The music was a necessity for the singers. Impressing listeners was not part of the equation. Berryman notes that the legendary blues guitarist Lead Belly (1888-1949) changed musically after he emerged from prison and became a celebrated performer. “He sped up a lot of his songs,” said Berryman. “I love Lead Belly, but people have to know that both versions of him existed.”
Neither Berryman nor Valk is a seasoned folklorist. A working New York actor with extensive credits in film, TV, and stage, Berryman discovered the album amid background work for the 2015 production of Steel Hammer, a Julia Wolfe piece drawing on the legends of John Henry.
In 2014, Valk had directed the like-minded Early Shaker Spirituals, A record album interpretation, based on a 1976 recording by the Maine-based Sisters of the United Society of Shakers.
Meeting by chance in a Lower East Side tea hangout, Tea Drunk, Berryman recognized Valk, a founding member of the Wooster Group since 1979, and pitched her his idea.
The starting point was getting the rights to the original Negro Folklore From Texas State Prisons album on the Elektra label. Luckily, the rights had reverted only months previously to the man who recorded it, Bruce Jackson, then in his 20s and now 83. A professor of American culture at the University of Buffalo, he was happy to have his efforts reach a new audience.
As much as The B-Side is in step with the Black Lives Matter movement, the piece was born the night after the 2016 presidential election in a work-in-progress performance. “I knew no matter what happened with that election, people would need some place to go, and to go in public,” Valk said.
The show had a successful run in Taipei (Wooster Group often tours), had further acclaim at the Performing Garage in downtown Manhattan, and was immediately approached by the Philadelphia Fringe for the 2018 festival, which had to wait until after a run earlier this year at St. Ann’s Warehouse in Brooklyn.
You wonder if The B-Side and the Shaker piece are the start of a new theatrical sub-genre.

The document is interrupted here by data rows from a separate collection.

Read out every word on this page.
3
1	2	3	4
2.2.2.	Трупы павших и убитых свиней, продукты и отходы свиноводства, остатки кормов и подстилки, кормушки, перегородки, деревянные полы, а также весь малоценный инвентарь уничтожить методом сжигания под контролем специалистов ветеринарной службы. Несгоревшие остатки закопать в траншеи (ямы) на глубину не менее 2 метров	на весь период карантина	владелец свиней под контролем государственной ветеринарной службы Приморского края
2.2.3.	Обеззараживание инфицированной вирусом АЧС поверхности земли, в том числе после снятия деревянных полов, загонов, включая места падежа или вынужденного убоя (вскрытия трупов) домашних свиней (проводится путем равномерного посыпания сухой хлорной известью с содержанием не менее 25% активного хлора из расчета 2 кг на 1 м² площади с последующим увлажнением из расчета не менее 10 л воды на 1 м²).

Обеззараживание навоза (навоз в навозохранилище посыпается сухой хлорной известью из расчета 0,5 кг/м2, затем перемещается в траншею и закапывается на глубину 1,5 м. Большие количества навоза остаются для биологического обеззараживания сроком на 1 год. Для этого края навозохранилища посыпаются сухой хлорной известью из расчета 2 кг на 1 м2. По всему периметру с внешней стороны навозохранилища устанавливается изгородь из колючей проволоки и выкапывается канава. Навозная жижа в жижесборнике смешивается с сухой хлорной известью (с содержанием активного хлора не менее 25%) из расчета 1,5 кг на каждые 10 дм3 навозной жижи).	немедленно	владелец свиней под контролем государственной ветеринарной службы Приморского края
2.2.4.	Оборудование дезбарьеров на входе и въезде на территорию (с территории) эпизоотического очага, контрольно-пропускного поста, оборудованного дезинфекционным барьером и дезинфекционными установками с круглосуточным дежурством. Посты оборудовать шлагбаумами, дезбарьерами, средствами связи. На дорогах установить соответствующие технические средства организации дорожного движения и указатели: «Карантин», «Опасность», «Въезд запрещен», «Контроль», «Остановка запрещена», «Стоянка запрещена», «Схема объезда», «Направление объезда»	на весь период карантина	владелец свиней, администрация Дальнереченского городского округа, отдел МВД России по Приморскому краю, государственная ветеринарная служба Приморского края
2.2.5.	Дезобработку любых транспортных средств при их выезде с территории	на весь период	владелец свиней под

In fact, the Wooster Group is planning a new piece. Multiple turntables will be involved. Jackson, the Buffalo professor who made the original Texas recordings, is now an associate member of Wooster Group.
The subject will be “toasts,” not the sort of drinking tributes made on special occasions, but a little-known, alcohol-free African-American tradition involving rhymed couplets. It should be fun.
The B-Side: “Negro Folklore from Texas State Prisons” A Record Album Interpretation
Performances Sept. 5-8 at FringeArts, 140 N. Columbus Blvd.